Gurbetçiler ne etti size?
“Hani Almanya batıyordu, hepsinin altında pahalı arabalar var.” “Can atıyorlardır zaten… 2-3 bin Euro’yla gelse 1 ay deli gibi tatil yapar giderler… Memleket bunlara bedava.” “Gelin bakalım ‘Yeğenim bizim orada kurulu düzenimiz var yoksa Türkiye cennet, cennet’ demeye!”
Bu makalede yer alan fikirler yazara aittir ve Der Virgül’ün editöryal politikasını yansıtmayabilir.
Yaz ve bayram tatilini memleketinde geçirmek isteyen gurbetçilerimiz uçakla, arabalarıyla akın akın Türkiye’ye geliyor. Arabalı treni tercih edenler de var.
Avusturya’nın Villach şehrinde araçlarını oto kuşet vagonlara yükleyen gurbetçiler, Slovenya, Hırvatistan, Sırbistan ve Bulgaristan’ın ardından Edirne Tren Garı’na ulaşıyorlar.
40 saat süren, 1.400 kilometrelik ‘sıla’ yolculuğunu yorulmadan rahat bir şekilde yapıyorlar.
Bu haberle ilgili haber siteleri ve sosyal medyadaki yorumlara baktığımda çok şaşırdım.
Bu klasik turizm haberinin yorumlarında gurbetçi nefretiyle karşılaştım:
• “Hani Almanya batıyordu, hepsinin altında pahalı arabalar var.”
• “Can atıyorlardır zaten… 2-3 bin Euro’yla gelse 1 ay deli gibi tatil yapar giderler… Memleket bunlara bedava.”
• “Gelin bakalım ‘Yeğenim bizim orada kurulu düzenimiz var yoksa Türkiye cennet, cennet’ demeye!”
Bu yorumlar en kibarları, hakaret içerikli yorumlar da var.
Biz hangi ara gurbetçi düşmanı olduk?
Sokak röportajlarında “Her şey çok güzel, Türkiye bolluk bereket” diye yorum yapan gurbetçiler yüzünden mi bu düşmanlık başladı?
Birkaç sokak röportajını 7 milyon gurbetçiye genellemek adil bir yaklaşım mı?
Yahu dövizdeki artıştan gurbetçiler mi sorumlu? Euro 1.5 lirayken de her yaz Türkiye’ye geliyorlardı!
Gurbetçi, Ruslardan, Araplardan, Almanlardan daha çok para harcıyor. Sadece kendileri için değil akrabaları için harcıyorlar.
Önce memleketlerinde akrabalarıyla vakit geçiriyorlar, sonra da otellere gidiyorlar.
En önemlisi gurbetçi, Avrupa’da kazanıp Türkiye’de yatırım yapıyor!
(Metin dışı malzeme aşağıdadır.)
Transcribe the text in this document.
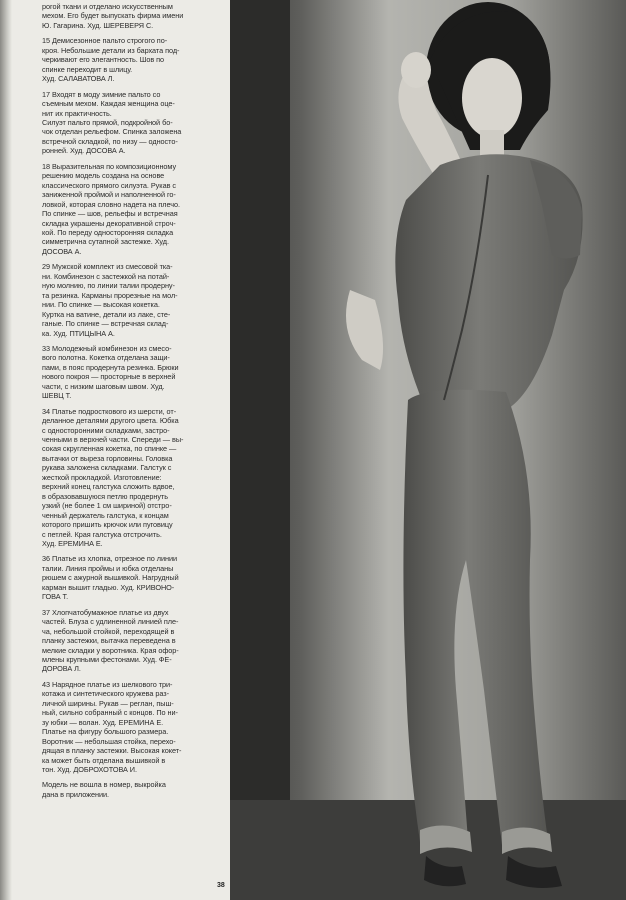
рогой ткани и отделано искусственным
мехом. Его будет выпускать фирма имени
Ю. Гагарина. Худ. ШЕРЕВЕРЯ С.
15 Демисезонное пальто строгого по-
кроя. Небольшие детали из бархата под-
черкивают его элегантность. Шов по
спинке переходит в шлицу.
Худ. САЛАВАТОВА Л.
17 Входят в моду зимние пальто со
съемным мехом. Каждая женщина оце-
нит их практичность.
Силуэт пальто прямой, подкройной бо-
чок отделан рельефом. Спинка заложена
встречной складкой, по низу — односто-
ронней. Худ. ДОСОВА А.
18 Выразительная по композиционному
решению модель создана на основе
классического прямого силуэта. Рукав с
заниженной проймой и наполненной го-
ловкой, которая словно надета на плечо.
По спинке — шов, рельефы и встречная
складка украшены декоративной строч-
кой. По переду односторонняя складка
симметрична сутапной застежке. Худ.
ДОСОВА А.
29 Мужской комплект из смесовой тка-
ни. Комбинезон с застежкой на потай-
ную молнию, по линии талии продерну-
та резинка. Карманы прорезные на мол-
нии. По спинке — высокая кокетка.
Куртка на ватине, детали из лаке, сте-
ганые. По спинке — встречная склад-
ка. Худ. ПТИЦЫНА А.
33 Молодежный комбинезон из смесо-
вого полотна. Кокетка отделана защи-
пами, в пояс продернута резинка. Брюки
нового покроя — просторные в верхней
части, с низким шаговым швом. Худ.
ШЕВЦ Т.
34 Платье подросткового из шерсти, от-
деланное деталями другого цвета. Юбка
с односторонними складками, застро-
ченными в верхней части. Спереди — вы-
сокая скругленная кокетка, по спинке —
вытачки от выреза горловины. Головка
рукава заложена складками. Галстук с
жесткой прокладкой. Изготовление:
верхний конец галстука сложить вдвое,
в образовавшуюся петлю продернуть
узкий (не более 1 см шириной) отстро-
ченный держатель галстука, к концам
которого пришить крючок или пуговицу
с петлей. Края галстука отстрочить.
Худ. ЕРЕМИНА Е.
36 Платье из хлопка, отрезное по линии
талии. Линия проймы и юбка отделаны
рюшем с ажурной вышивкой. Нагрудный
карман вышит гладью. Худ. КРИВОНО-
ГОВА Т.
37 Хлопчатобумажное платье из двух
частей. Блуза с удлиненной линией пле-
ча, небольшой стойкой, переходящей в
планку застежки, вытачка переведена в
мелкие складки у воротника. Края офор-
млены крупными фестонами. Худ. ФЕ-
ДОРОВА Л.
43 Нарядное платье из шелкового три-
котажа и синтетического кружева раз-
личной ширины. Рукав — реглан, пыш-
ный, сильно собранный с концов. По ни-
зу юбки — волан. Худ. ЕРЕМИНА Е.
Платье на фигуру большого размера.
Воротник — небольшая стойка, перехо-
дящая в планку застежки. Высокая кокет-
ка может быть отделана вышивкой в
тон. Худ. ДОБРОХОТОВА И.
Модель не вошла в номер, выкройка
дана в приложении.
38
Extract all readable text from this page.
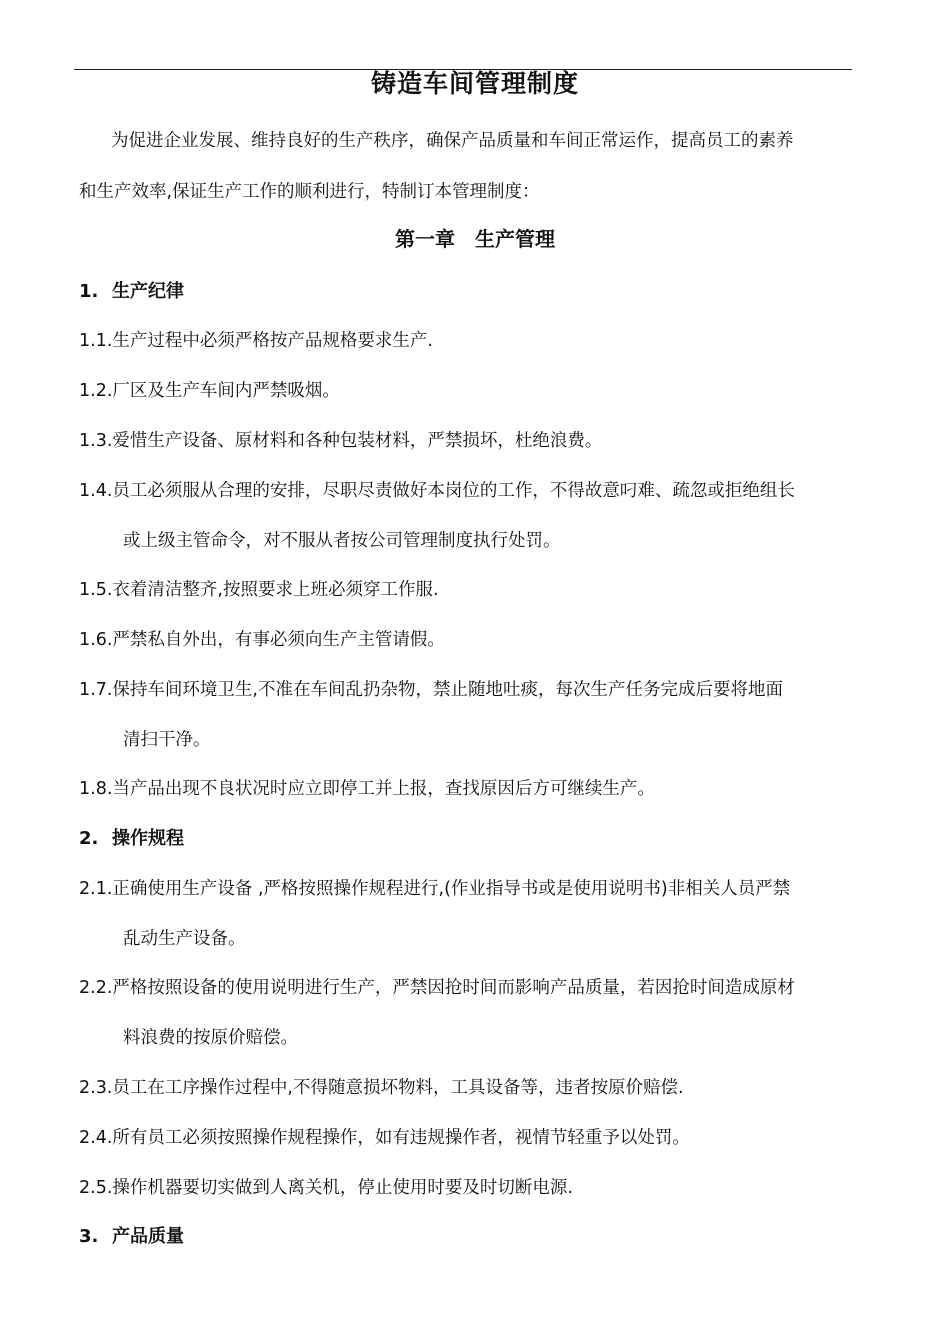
铸造车间管理制度

为促进企业发展、维持良好的生产秩序，确保产品质量和车间正常运作，提高员工的素养

和生产效率,保证生产工作的顺利进行，特制订本管理制度：

第一章　生产管理
1. 生产纪律
1.1.生产过程中必须严格按产品规格要求生产.
1.2.厂区及生产车间内严禁吸烟。
1.3.爱惜生产设备、原材料和各种包装材料，严禁损坏，杜绝浪费。
1.4.员工必须服从合理的安排，尽职尽责做好本岗位的工作，不得故意叼难、疏忽或拒绝组长
或上级主管命令，对不服从者按公司管理制度执行处罚。
1.5.衣着清洁整齐,按照要求上班必须穿工作服.
1.6.严禁私自外出，有事必须向生产主管请假。
1.7.保持车间环境卫生,不准在车间乱扔杂物，禁止随地吐痰，每次生产任务完成后要将地面
清扫干净。
1.8.当产品出现不良状况时应立即停工并上报，查找原因后方可继续生产。
2. 操作规程
2.1.正确使用生产设备 ,严格按照操作规程进行,(作业指导书或是使用说明书)非相关人员严禁
乱动生产设备。
2.2.严格按照设备的使用说明进行生产，严禁因抢时间而影响产品质量，若因抢时间造成原材
料浪费的按原价赔偿。
2.3.员工在工序操作过程中,不得随意损坏物料，工具设备等，违者按原价赔偿.
2.4.所有员工必须按照操作规程操作，如有违规操作者，视情节轻重予以处罚。
2.5.操作机器要切实做到人离关机，停止使用时要及时切断电源.
3. 产品质量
Ev alıyorlar, yakınlarına maddi destekte bulunup ticareti teşvik ediyorlar vs.
Örneğin Afyonkarahisar’ın 100 bin nüfusu bulanan Emirdağ ilçesinde yaz aylarında nüfus 300 bine kadar yükseliyor.
Gurbetçiler kazandıkları parayı memleketleri Emirdağ’da yatırıma dönüştürüyor.
Emirdağ gibi birçok örnek var.
40 MİLYAR EURO!
Gurbetçilerin yaz tatilini memleketlerinde geçirmeleri Türkiye’ye milyarlarca lira döviz girdisi ve sıcak para akışı sağlıyor.
Birçok ülke yabancıya ev satmak için türlü fırsatlar sunarken, bizim emlak piyasasının müşterisi hazır gurbetçiler. Elbette gurbetçiler de kar elde etmek için yatırım yapıyor.
Ama pahalı arabayla geliyorlar, Euro ile tatil yapıyorlar. “Türkiye cennet” diyorlar diye gurbetçiler günah keçisi ilan ediliyor!
Ne yapsınlar? Yazlığı İspanya’dan mı alsınlar?
Birikimlerini Yunan bankalarına mı yatırsınlar?
Türkiye’nin ihracat ve turizmden sonra en büyük döviz gelir kalemini yurt dışından gelen ‘işçi dövizi’ girişleri oluşturuyor.
Yurt dışında yaşayan yaklaşık 7 milyon Türk’ün Türkiye’deki bankalarda 40 milyar Euro’su var.
Bu mevduatın önemli bir kısmı kur korumalı sisteme döndü. Bu bile ülke ekonomisi için hayati bir adımdı.
Gurbetçi, Türkiye’den parasını geri çekse ne olurdu hiç düşündünüz mü?/ MEVLÜT TEZEL
*Bu makalede yer alan fikirler yazara aittir ve Der Virgül’ün editöryal politikasını yansıtmayabilir.